The examples above can be equated to the design of an equipment where two streams are being added. It can be designed to carry out a reaction based on a model for reaction in 1D. Underlying assumption is that the streams should mix themselves in ideal manner. You will now realize that it is far from what is reality, just as it is to expect someone to communicate well just based on the fact that he has learned to read and write.

Let us take the simile to a further level of complexity. The skill or reading/writing is a micro scale phenomenon. The skill of communication is a macro scale phenomenon. The degree of communication at macro scale defines what the variables/skills at micro scale are necessary.

We can try to imagine a process of crystallization in an industrial crystallizer where the formation of crystals is dependent on concentrations, shear and other variables at micro scale. On a macro scale, the overall flow and heat transfer is affecting how the necessary variables are governed at micro scale.

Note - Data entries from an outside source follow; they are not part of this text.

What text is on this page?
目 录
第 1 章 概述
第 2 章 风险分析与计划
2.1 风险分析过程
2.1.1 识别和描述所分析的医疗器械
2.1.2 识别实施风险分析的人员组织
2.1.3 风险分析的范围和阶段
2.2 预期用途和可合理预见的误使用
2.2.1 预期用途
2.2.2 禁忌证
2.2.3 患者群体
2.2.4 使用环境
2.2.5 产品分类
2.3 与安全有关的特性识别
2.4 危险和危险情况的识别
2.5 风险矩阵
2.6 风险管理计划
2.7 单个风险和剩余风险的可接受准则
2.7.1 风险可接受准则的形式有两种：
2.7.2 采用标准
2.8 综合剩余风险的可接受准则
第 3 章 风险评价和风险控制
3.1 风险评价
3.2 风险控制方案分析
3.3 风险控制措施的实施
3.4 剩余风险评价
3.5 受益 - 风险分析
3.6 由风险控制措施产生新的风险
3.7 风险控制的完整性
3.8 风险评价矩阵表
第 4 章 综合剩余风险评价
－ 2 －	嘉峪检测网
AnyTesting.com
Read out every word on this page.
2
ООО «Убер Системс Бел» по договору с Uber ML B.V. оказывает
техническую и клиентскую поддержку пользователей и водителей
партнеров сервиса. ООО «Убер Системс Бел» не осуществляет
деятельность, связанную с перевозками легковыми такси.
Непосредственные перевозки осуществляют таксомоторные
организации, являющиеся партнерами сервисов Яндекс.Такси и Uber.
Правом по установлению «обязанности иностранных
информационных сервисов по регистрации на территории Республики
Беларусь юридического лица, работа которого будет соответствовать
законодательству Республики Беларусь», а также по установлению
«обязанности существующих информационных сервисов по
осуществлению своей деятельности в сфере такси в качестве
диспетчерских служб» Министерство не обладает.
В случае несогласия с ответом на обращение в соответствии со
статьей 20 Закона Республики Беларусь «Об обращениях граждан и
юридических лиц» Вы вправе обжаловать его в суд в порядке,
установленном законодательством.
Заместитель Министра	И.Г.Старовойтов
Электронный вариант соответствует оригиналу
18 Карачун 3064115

Almost all of the processes in chemical and allied industries consists of macro and micro level phenomenon and almost all of them need a scale up from a lab environment to a plant environment. Business dictates what the outcome from the plant should be. Research drives how the micro scales affect and govern a particular process. Simulation fills the gap of scaling up. There are numerous examples and ways where it has been utilized successfully, especially for difficult to understand processes / child. It perhaps has the role of a parent.